Es cierto que todo se dijo pero no por eso dejemos de escribir. ¿El tono? ¿El registro? ¿Los tiempos de verbo? ¿Pretérito imperfecto, presente histórico, futuro ficticio? No existen los métodos prohibidos. Uno escribe sobre lo que puede y se repite como un loro, como los viejos repiten lo que comen. Y esto no es correcto ni incorrecto, puede ser que el lector tire el libro en el indoro o que lo queme, pero como eso no lo vemos no existe. No estoy presente y si lo estoy, no quiero ser visible (p.174) Coincido con Hugo pero, pero, pero, todos queremos ser visibles, es propio del hombre.

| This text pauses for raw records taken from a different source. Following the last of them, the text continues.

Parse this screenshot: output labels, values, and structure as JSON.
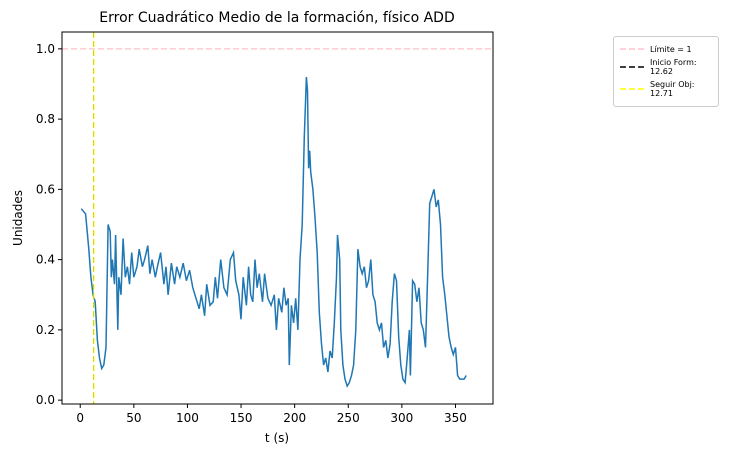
{
  "chart_data": {
    "type": "line",
    "title": "Error Cuadrático Medio de la formación, físico ADD",
    "x_label": "t (s)",
    "y_label": "Unidades",
    "x": [
      1,
      5,
      8,
      10,
      12,
      14,
      16,
      18,
      20,
      22,
      24,
      26,
      28,
      29,
      30,
      32,
      33,
      35,
      36,
      38,
      40,
      42,
      44,
      46,
      48,
      50,
      53,
      55,
      58,
      60,
      63,
      65,
      67,
      70,
      72,
      75,
      78,
      80,
      82,
      85,
      88,
      90,
      93,
      96,
      99,
      102,
      105,
      108,
      111,
      113,
      116,
      118,
      121,
      124,
      126,
      128,
      131,
      134,
      137,
      140,
      143,
      145,
      148,
      150,
      152,
      155,
      157,
      159,
      161,
      163,
      165,
      167,
      170,
      172,
      175,
      178,
      181,
      183,
      185,
      188,
      190,
      192,
      194,
      195,
      197,
      199,
      201,
      203,
      205,
      207,
      209,
      211,
      212,
      213,
      214,
      215,
      217,
      219,
      221,
      223,
      225,
      227,
      229,
      231,
      233,
      235,
      237,
      239,
      240,
      242,
      243,
      245,
      247,
      249,
      251,
      253,
      255,
      257,
      259,
      261,
      263,
      265,
      267,
      269,
      271,
      273,
      275,
      277,
      279,
      281,
      283,
      285,
      287,
      289,
      291,
      293,
      295,
      297,
      299,
      301,
      303,
      305,
      307,
      308,
      310,
      312,
      314,
      316,
      318,
      320,
      322,
      324,
      326,
      328,
      330,
      332,
      334,
      336,
      338,
      340,
      342,
      344,
      346,
      348,
      350,
      352,
      354,
      356,
      358,
      360
    ],
    "series": [
      {
        "color": "#1f77b4",
        "values": [
          0.545,
          0.53,
          0.43,
          0.35,
          0.3,
          0.28,
          0.17,
          0.12,
          0.09,
          0.1,
          0.15,
          0.5,
          0.48,
          0.35,
          0.4,
          0.33,
          0.47,
          0.2,
          0.35,
          0.3,
          0.46,
          0.35,
          0.38,
          0.33,
          0.42,
          0.35,
          0.38,
          0.43,
          0.38,
          0.4,
          0.44,
          0.36,
          0.4,
          0.35,
          0.38,
          0.42,
          0.33,
          0.38,
          0.3,
          0.39,
          0.33,
          0.38,
          0.35,
          0.39,
          0.34,
          0.37,
          0.32,
          0.29,
          0.26,
          0.3,
          0.24,
          0.33,
          0.27,
          0.28,
          0.35,
          0.29,
          0.4,
          0.32,
          0.3,
          0.4,
          0.42,
          0.34,
          0.3,
          0.23,
          0.35,
          0.27,
          0.38,
          0.3,
          0.28,
          0.4,
          0.32,
          0.36,
          0.28,
          0.36,
          0.29,
          0.27,
          0.3,
          0.2,
          0.29,
          0.25,
          0.32,
          0.27,
          0.29,
          0.1,
          0.27,
          0.22,
          0.29,
          0.2,
          0.4,
          0.5,
          0.75,
          0.92,
          0.88,
          0.66,
          0.71,
          0.65,
          0.6,
          0.52,
          0.42,
          0.25,
          0.16,
          0.1,
          0.12,
          0.08,
          0.14,
          0.12,
          0.22,
          0.35,
          0.47,
          0.4,
          0.2,
          0.1,
          0.06,
          0.04,
          0.05,
          0.07,
          0.1,
          0.2,
          0.43,
          0.38,
          0.36,
          0.38,
          0.32,
          0.34,
          0.4,
          0.3,
          0.28,
          0.22,
          0.2,
          0.22,
          0.15,
          0.17,
          0.12,
          0.16,
          0.28,
          0.36,
          0.34,
          0.18,
          0.1,
          0.06,
          0.05,
          0.12,
          0.2,
          0.07,
          0.34,
          0.33,
          0.28,
          0.32,
          0.22,
          0.2,
          0.15,
          0.35,
          0.56,
          0.58,
          0.6,
          0.55,
          0.57,
          0.5,
          0.35,
          0.3,
          0.24,
          0.18,
          0.15,
          0.13,
          0.15,
          0.07,
          0.06,
          0.06,
          0.06,
          0.07
        ]
      }
    ],
    "ref_lines": [
      {
        "name": "Límite = 1",
        "orientation": "horizontal",
        "value": 1,
        "color": "pink"
      },
      {
        "name": "Inicio Form:\n12.62",
        "orientation": "vertical",
        "value": 12.62,
        "color": "black"
      },
      {
        "name": "Seguir Obj:\n12.71",
        "orientation": "vertical",
        "value": 12.71,
        "color": "yellow"
      }
    ],
    "xlim": [
      -17,
      385
    ],
    "ylim": [
      -0.011,
      1.048
    ],
    "xticks": [
      0,
      50,
      100,
      150,
      200,
      250,
      300,
      350
    ],
    "yticks": [
      {
        "value": 0,
        "label": "0.0"
      },
      0.2,
      0.4,
      0.6,
      0.8,
      {
        "value": 1,
        "label": "1.0"
      }
    ]
  }
}
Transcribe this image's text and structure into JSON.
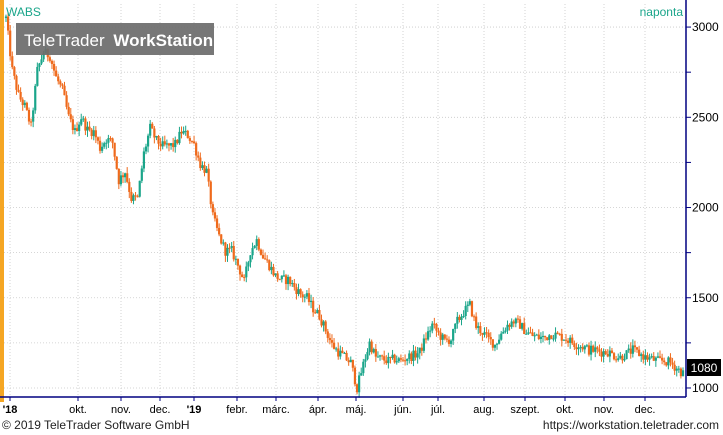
{
  "header": {
    "symbol": "WABS",
    "period": "naponta",
    "watermark_brand": "TeleTrader",
    "watermark_product": "WorkStation"
  },
  "footer": {
    "copyright": "© 2019 TeleTrader Software GmbH",
    "url": "https://workstation.teletrader.com"
  },
  "colors": {
    "up": "#1aa58a",
    "down": "#ef6a1c",
    "grid": "#c9c9c9",
    "accent_left_bar": "#f5a623",
    "axis_frame": "#000080",
    "last_price_bg": "#000000",
    "last_price_fg": "#ffffff",
    "period_label": "#1aa58a",
    "watermark_bg": "#6b6b6b",
    "watermark_fg": "#ffffff"
  },
  "chart_data": {
    "type": "candlestick",
    "y_ticks": [
      "3000",
      "2500",
      "2000",
      "1500",
      "1000"
    ],
    "ylim": [
      950,
      3150
    ],
    "grid": true,
    "x_tick_labels": [
      "'18",
      "okt.",
      "nov.",
      "dec.",
      "'19",
      "febr.",
      "márc.",
      "ápr.",
      "máj.",
      "jún.",
      "júl.",
      "aug.",
      "szept.",
      "okt.",
      "nov.",
      "dec."
    ],
    "last_price_label": "1080",
    "trajectory": {
      "x": [
        0,
        3,
        6,
        9,
        12,
        15,
        18,
        21,
        24,
        27,
        30,
        33,
        36,
        39,
        42,
        45,
        48,
        51,
        54,
        57,
        60,
        63,
        66,
        69,
        72,
        75,
        78,
        81,
        84,
        87,
        90,
        93,
        96,
        99,
        102,
        105,
        108,
        111,
        114,
        117,
        120,
        123,
        126,
        129,
        132,
        135,
        138,
        141,
        144,
        147,
        150,
        153,
        156,
        159,
        162,
        165,
        168,
        171,
        174,
        177,
        180,
        183,
        186,
        189,
        192,
        195,
        198,
        201,
        204,
        207,
        210,
        213,
        216,
        219,
        222,
        225,
        228,
        231,
        234,
        237,
        240,
        243,
        246,
        249,
        252,
        255,
        258,
        261,
        264,
        267,
        270,
        273,
        276,
        279,
        282,
        285,
        288,
        291,
        294,
        297,
        300,
        303,
        306,
        309,
        312,
        315,
        318,
        321,
        324
      ],
      "close": [
        3050,
        2760,
        2620,
        2560,
        2450,
        2760,
        2860,
        2840,
        2720,
        2650,
        2500,
        2420,
        2500,
        2430,
        2420,
        2330,
        2380,
        2360,
        2150,
        2200,
        2050,
        2050,
        2300,
        2440,
        2370,
        2340,
        2340,
        2350,
        2420,
        2400,
        2350,
        2240,
        2200,
        1950,
        1840,
        1760,
        1760,
        1680,
        1590,
        1760,
        1820,
        1730,
        1680,
        1620,
        1600,
        1600,
        1560,
        1520,
        1500,
        1440,
        1400,
        1320,
        1240,
        1200,
        1170,
        1140,
        1000,
        1130,
        1250,
        1170,
        1160,
        1150,
        1160,
        1150,
        1170,
        1180,
        1200,
        1280,
        1350,
        1300,
        1260,
        1270,
        1370,
        1420,
        1460,
        1340,
        1310,
        1270,
        1240,
        1300,
        1350,
        1370,
        1350,
        1310,
        1290,
        1280,
        1280,
        1300,
        1290,
        1280,
        1260,
        1240,
        1230,
        1210,
        1210,
        1200,
        1200,
        1180,
        1170,
        1190,
        1210,
        1190,
        1170,
        1160,
        1150,
        1150,
        1140,
        1110,
        1080
      ]
    }
  }
}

Es un decir, entiendo, pero uno de esos decires que nos mentimos y nos desmentimos. Mujeres y hombres, niños, jóvenes y viejos quieren un poco de reconocimiento. Un pobre se ve en los pies (p.175). Luminoso. Otro dicho espléndido: No existe eso de mono y mono y medio, lo mono es todo y se extiende por el universo (p. 182). ¡Glorioso! Lo incorporo, como todo lo precedente porque lo que leo me nutre.
El libro de Hugo es un continuo ir y venir entre el continente europeo y el culo del tiempo o el culo del mundo. Es un flujo y un reflujo entre lo consciente y lo inconsciente, el recorrido por un exilio que no concluyó, un recorrido por los recovecos de los suburbios porteños, por los sentimientos de los inquilinos pobres que se reconocen por el olor de los pulóveres húmedos y los botines deformes. En el libro de Hugo vemos los roperos cubiertos por el reflejo del sol de limón que nos devuelve un río enorme, bruno y perezoso, olemos los tilos y oímos los silbidos melodiosos del tren. Hugo S1vino, como pidió Gombrowicz, muevo mi oído derecho en tu honor.